Business Applications Team
The Business team supports those non-clinical IT software and services that are not always at the top of everyone’s minds. These include:
- Timekeeping programs (like Kronos)
- Dietary software systems
- Electronic faxing (like RightFax)
- Supply inventory systems (like Par Excellence)
- Payroll systems
- Email and instant messaging systems
- Oddball programs and applications that don’t fit anywhere else (secure file transfer portals, utilities)
Desktop Support and Help Desk
In most places I’ve worked, the PC support techs and the help desk analysts all report to the same manager. I’ve seen the Telecom group either under this manager or under the hospital facilities department.
Desktop support staff support the PCs, laptops, printers and other devices for a hospital. They are highly visible to the users in the clinical locations, and they go everywhere in an organization. They usually know every inch of a hospital. This staff usually doesn’t have much clinical knowledge, and doesn’t need to unless they are trying to move into a different role. They frequently get called after hours to deal with PC, printer and monitor issues.
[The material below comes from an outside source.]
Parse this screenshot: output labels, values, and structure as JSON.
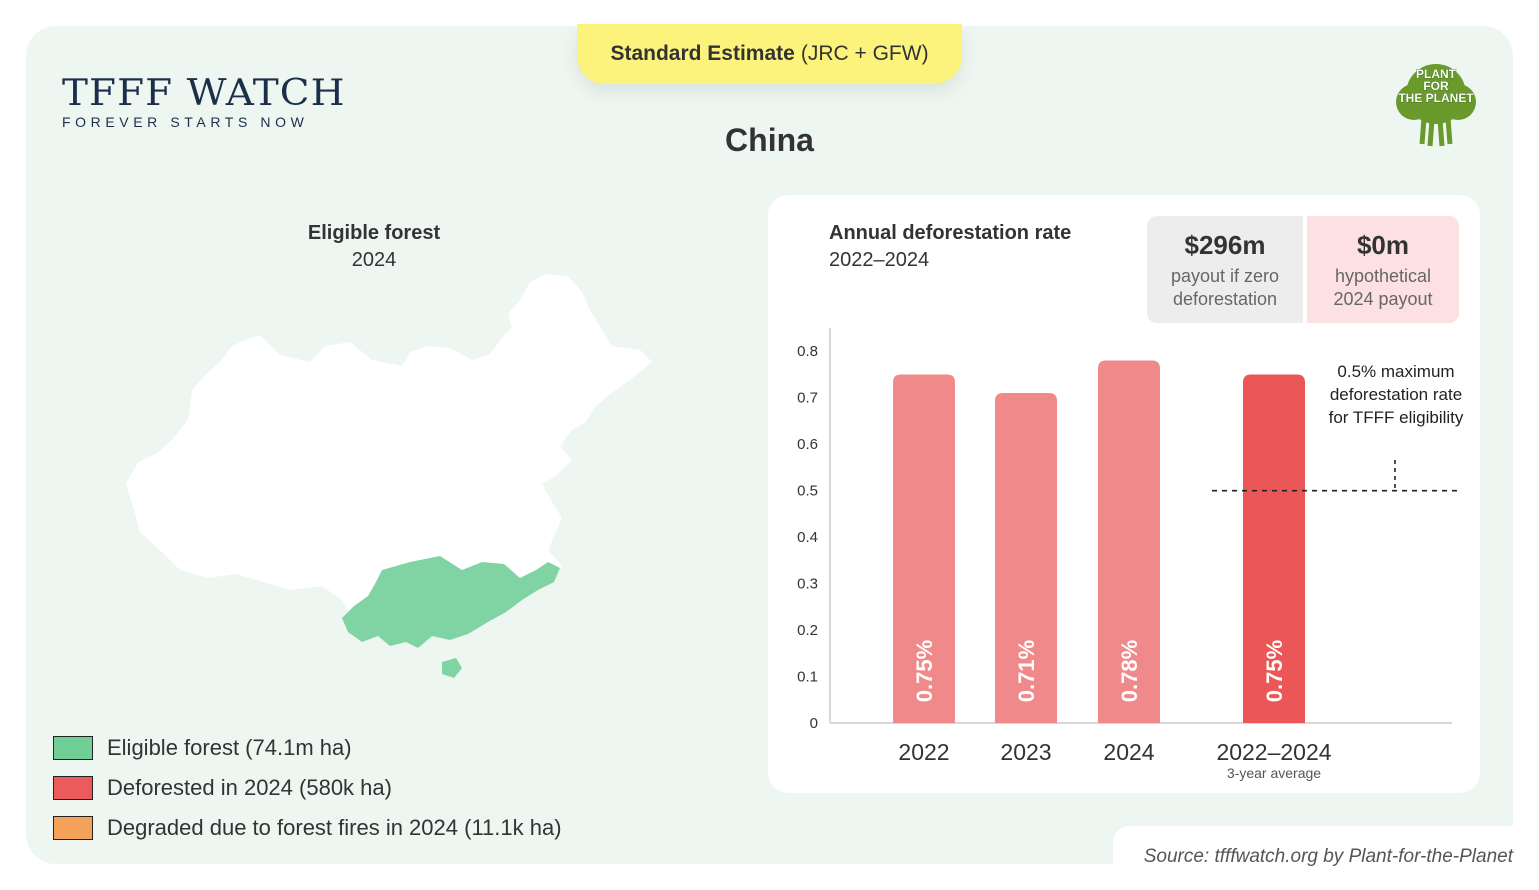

The help desk team takes the phone calls and other requests from the users in distress and routes calls to all of the other teams in the hospital organization. They are the first line of support for IT. While they are typically not clinically minded, they do need a good grasp on the various applications in order to correctly assign issues to the right analysts. Most hospital IT departments struggle with mis-assigned tickets due to the difficulty in determining where trouble tickets need to be assigned.
Networking, Security, & Infrastructure
This is the highly technical team responsible for core systems, security, and system maintenance. Some of the functions they perform are:
- System upgrades, large and small on just about every system
- Network maintenance and upgrades
- Interface Analysts
- Operating System maintenance (Linux, Windows, and others)
- Server maintenance
- Software deployments
These are your system administrators that usually focus on specific areas. For example, a hospital with Epic will have Epic Certified System Managers (ECSMs) who work on the core systems of Epic, but probably don’t get into firewall administration.
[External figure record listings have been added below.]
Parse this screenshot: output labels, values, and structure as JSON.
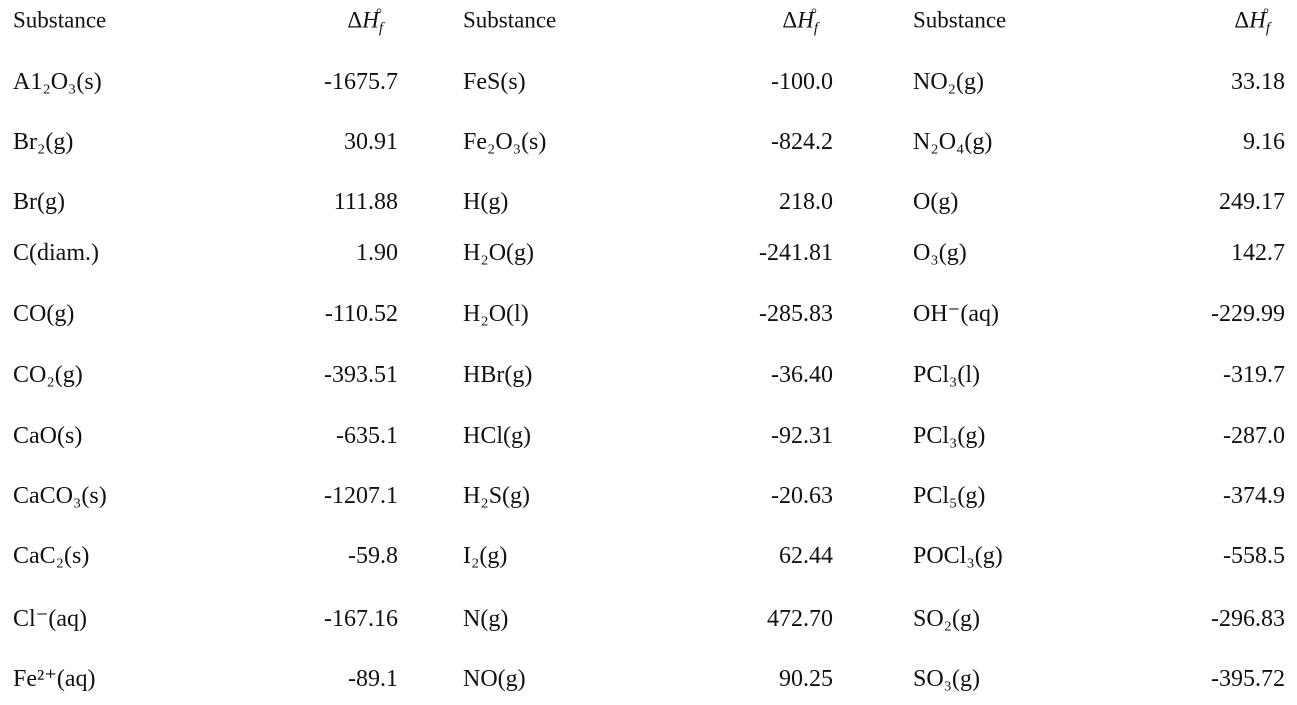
{
  "groups": [
    {
      "header": {
        "substance": "Substance",
        "property": {
          "main_delta": "Δ",
          "main_h": "H",
          "sub": "f",
          "sup": "°"
        }
      },
      "rows": [
        [
          "A1₂O₃(s)",
          "-1675.7"
        ],
        [
          "Br₂(g)",
          "30.91"
        ],
        [
          "Br(g)",
          "111.88"
        ],
        [
          "C(diam.)",
          "1.90"
        ],
        [
          "CO(g)",
          "-110.52"
        ],
        [
          "CO₂(g)",
          "-393.51"
        ],
        [
          "CaO(s)",
          "-635.1"
        ],
        [
          "CaCO₃(s)",
          "-1207.1"
        ],
        [
          "CaC₂(s)",
          "-59.8"
        ],
        [
          "Cl⁻(aq)",
          "-167.16"
        ],
        [
          "Fe²⁺(aq)",
          "-89.1"
        ]
      ]
    },
    {
      "header": {
        "substance": "Substance",
        "property": {
          "main_delta": "Δ",
          "main_h": "H",
          "sub": "f",
          "sup": "°"
        }
      },
      "rows": [
        [
          "FeS(s)",
          "-100.0"
        ],
        [
          "Fe₂O₃(s)",
          "-824.2"
        ],
        [
          "H(g)",
          "218.0"
        ],
        [
          "H₂O(g)",
          "-241.81"
        ],
        [
          "H₂O(l)",
          "-285.83"
        ],
        [
          "HBr(g)",
          "-36.40"
        ],
        [
          "HCl(g)",
          "-92.31"
        ],
        [
          "H₂S(g)",
          "-20.63"
        ],
        [
          "I₂(g)",
          "62.44"
        ],
        [
          "N(g)",
          "472.70"
        ],
        [
          "NO(g)",
          "90.25"
        ]
      ]
    },
    {
      "header": {
        "substance": "Substance",
        "property": {
          "main_delta": "Δ",
          "main_h": "H",
          "sub": "f",
          "sup": "°"
        }
      },
      "rows": [
        [
          "NO₂(g)",
          "33.18"
        ],
        [
          "N₂O₄(g)",
          "9.16"
        ],
        [
          "O(g)",
          "249.17"
        ],
        [
          "O₃(g)",
          "142.7"
        ],
        [
          "OH⁻(aq)",
          "-229.99"
        ],
        [
          "PCl₃(l)",
          "-319.7"
        ],
        [
          "PCl₃(g)",
          "-287.0"
        ],
        [
          "PCl₅(g)",
          "-374.9"
        ],
        [
          "POCl₃(g)",
          "-558.5"
        ],
        [
          "SO₂(g)",
          "-296.83"
        ],
        [
          "SO₃(g)",
          "-395.72"
        ]
      ]
    }
  ]
}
These folks are almost always on call, and they regularly have to perform system maintenance at the least-busy times of the night, like 2:00 am Sunday mornings.
Project Management Office
Hospital IT project managers provide oversight and direction for specific projects that have start and end dates. Project managers work closely with staff managers, directors, analysts, and the CIO to ensure that projects are successful. Depending on the size of the organization, the PMs may have a project management director, or may report to the CIO.
PMs sometimes come from clinical areas. I’ve known a few who had previously been RNs. The main professional designation for project managers is the Project Management Professional (PMP). I’ve seen organizations that have few or no PMPs, and some that require the certification for project managers.
The training department employs the IT staff who develop curriculum and train end users on a multitude of software systems. I see quite a number of RNs and other clinical staff who end up doing training, but that’s not usually a requirement.
I’ve seen a few organizations who have the IT trainers under the Organizational Development department, but most are under IT. I think having IT trainers working in the IT department makes sense.